PubMed | Suzhou Kowloon Hospital, Xuzhou Medical College, Emory University and Soochow University of China
Type: | Journal: Brain research | Year: 2016
5-hydroxymethylcytosine (5hmC) is considered as a novel DNA modification and plays an important role in cancer, stem cells, and developmental diseases. In this study, we demonstrated the existence of RNA 5hmC modification in mouse brain RNA by using a dot blot analysis method. Our data indicated that 5hmC modification in RNA samples was less than that in DNA samples. Further, we optimized the conditions for 5hmC detection in RNA samples such as DNase treatment, denature reagents, denature time, sample air-dry time, and the cross-linking time between RNA and membrane. Our results demonstrated that DNase treatment and denature reagents were two important factors that affected the 5hmC detection in RNA samples. By using the optimal conditions for RNA 5hmC detection, we found that the brainstem, the hippocampus, and the cerebellum had high levels of 5hmC modification and 5mC modification in RNA. Finally, we found that RNA 5hmC modification decreased in MPTP-induced Parkinsons disease model in mice.
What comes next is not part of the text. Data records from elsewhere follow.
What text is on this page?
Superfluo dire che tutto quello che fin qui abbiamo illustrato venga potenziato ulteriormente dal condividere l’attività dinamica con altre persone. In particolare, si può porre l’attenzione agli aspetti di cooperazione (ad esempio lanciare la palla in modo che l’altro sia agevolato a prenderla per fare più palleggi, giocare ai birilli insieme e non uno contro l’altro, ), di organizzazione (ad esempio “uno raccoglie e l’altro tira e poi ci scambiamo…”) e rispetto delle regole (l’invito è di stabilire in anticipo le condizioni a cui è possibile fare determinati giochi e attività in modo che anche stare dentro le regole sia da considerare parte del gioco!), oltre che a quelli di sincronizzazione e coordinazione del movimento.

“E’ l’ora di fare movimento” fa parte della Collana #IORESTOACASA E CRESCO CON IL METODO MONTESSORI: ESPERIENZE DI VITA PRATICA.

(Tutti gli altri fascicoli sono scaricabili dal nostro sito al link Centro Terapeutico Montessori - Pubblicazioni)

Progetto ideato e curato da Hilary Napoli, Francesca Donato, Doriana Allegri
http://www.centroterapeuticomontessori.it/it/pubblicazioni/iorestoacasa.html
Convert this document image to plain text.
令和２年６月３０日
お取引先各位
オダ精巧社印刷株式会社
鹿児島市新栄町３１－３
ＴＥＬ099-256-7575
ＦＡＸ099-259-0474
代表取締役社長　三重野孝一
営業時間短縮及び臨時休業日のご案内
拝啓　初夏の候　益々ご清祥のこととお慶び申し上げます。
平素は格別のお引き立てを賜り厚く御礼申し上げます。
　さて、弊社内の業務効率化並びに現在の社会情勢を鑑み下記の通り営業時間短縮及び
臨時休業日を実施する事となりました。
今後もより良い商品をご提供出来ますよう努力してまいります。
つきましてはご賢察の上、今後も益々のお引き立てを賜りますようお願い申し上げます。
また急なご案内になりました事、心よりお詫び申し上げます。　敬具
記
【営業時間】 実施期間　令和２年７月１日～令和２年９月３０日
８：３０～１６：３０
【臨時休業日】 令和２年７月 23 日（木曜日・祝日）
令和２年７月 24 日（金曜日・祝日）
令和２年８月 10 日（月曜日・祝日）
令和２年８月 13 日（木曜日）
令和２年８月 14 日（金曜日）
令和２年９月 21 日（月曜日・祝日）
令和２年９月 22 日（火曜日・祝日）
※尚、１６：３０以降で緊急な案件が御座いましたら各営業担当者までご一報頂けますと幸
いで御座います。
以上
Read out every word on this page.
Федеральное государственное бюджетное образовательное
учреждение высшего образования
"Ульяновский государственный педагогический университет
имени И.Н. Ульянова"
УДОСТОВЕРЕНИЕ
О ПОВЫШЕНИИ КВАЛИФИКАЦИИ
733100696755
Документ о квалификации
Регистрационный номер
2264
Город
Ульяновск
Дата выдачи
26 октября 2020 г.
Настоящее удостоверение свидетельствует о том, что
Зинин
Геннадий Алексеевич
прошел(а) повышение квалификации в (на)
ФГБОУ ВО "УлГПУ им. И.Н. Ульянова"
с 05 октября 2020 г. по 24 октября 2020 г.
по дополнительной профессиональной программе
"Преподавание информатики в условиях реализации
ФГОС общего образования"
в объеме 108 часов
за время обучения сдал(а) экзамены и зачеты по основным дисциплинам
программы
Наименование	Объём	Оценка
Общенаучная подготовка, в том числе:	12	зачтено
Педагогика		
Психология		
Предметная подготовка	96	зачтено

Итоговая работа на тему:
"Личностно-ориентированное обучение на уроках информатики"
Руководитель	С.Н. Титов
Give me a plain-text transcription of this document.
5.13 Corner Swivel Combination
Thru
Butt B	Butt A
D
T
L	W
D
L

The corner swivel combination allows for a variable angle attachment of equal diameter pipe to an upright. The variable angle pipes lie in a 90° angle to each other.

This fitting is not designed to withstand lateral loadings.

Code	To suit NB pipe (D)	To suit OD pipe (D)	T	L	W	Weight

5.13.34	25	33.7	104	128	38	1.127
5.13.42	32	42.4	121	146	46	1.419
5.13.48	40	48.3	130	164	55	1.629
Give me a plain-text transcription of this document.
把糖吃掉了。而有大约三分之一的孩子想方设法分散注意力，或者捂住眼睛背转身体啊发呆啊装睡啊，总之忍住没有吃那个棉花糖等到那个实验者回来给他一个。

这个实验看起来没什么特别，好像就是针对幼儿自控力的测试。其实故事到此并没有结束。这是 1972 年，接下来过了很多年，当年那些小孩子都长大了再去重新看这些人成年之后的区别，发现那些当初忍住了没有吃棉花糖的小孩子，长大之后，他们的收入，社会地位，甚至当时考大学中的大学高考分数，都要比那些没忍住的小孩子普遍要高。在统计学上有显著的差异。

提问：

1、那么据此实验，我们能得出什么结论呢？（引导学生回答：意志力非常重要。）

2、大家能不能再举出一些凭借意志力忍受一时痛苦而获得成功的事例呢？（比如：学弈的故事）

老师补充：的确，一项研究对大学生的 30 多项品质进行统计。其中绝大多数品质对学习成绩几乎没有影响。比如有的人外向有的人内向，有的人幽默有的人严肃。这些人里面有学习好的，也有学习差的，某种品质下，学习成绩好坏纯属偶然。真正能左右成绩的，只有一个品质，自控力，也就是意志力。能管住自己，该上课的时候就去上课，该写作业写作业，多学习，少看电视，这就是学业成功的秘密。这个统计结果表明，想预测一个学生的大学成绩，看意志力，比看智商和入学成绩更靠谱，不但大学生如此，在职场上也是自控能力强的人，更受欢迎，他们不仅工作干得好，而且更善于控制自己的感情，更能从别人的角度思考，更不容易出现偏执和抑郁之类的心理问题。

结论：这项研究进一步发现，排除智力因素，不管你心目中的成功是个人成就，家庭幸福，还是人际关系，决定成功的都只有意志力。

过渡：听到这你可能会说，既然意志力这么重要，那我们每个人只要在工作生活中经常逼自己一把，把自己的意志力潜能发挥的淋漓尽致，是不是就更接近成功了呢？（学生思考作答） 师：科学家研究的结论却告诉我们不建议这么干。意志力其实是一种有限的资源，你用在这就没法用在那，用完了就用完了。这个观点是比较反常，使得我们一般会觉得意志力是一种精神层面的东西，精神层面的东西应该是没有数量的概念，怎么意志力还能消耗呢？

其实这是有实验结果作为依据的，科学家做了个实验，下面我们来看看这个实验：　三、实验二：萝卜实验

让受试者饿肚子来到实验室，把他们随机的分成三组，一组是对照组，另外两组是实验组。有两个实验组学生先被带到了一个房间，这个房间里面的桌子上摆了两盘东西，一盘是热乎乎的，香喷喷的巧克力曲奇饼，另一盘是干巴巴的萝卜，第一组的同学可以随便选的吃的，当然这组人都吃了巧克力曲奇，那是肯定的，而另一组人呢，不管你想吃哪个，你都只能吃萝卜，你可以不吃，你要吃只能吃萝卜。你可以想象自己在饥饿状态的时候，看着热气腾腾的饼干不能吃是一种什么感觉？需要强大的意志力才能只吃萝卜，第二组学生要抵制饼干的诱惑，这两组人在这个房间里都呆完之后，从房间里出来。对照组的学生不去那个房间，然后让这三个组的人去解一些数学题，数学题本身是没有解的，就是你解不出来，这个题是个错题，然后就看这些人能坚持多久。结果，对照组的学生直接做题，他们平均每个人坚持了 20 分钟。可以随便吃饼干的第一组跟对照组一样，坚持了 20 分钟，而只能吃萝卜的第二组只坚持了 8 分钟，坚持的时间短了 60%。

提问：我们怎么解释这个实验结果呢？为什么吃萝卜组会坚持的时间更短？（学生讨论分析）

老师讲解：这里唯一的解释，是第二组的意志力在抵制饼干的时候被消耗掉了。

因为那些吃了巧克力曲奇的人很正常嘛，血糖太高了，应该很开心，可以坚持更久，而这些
These suggest that 5hmC modification in RNA might play an important regulative role on protein or microRNA expression in these brain tissues. Because DNA 5hmC modification plays an important role in neural differentiation and development as well as neurological diseases, the significance of 5hmC modification in RNA in different neurological diseases needs further investigation. In summary, our study demonstrated for the first time the abundance of 5hmC modification in brain RNA by using a dot blot analysis method and proved that dot blot analysis is a useful method for 5hmC detection in RNA samples.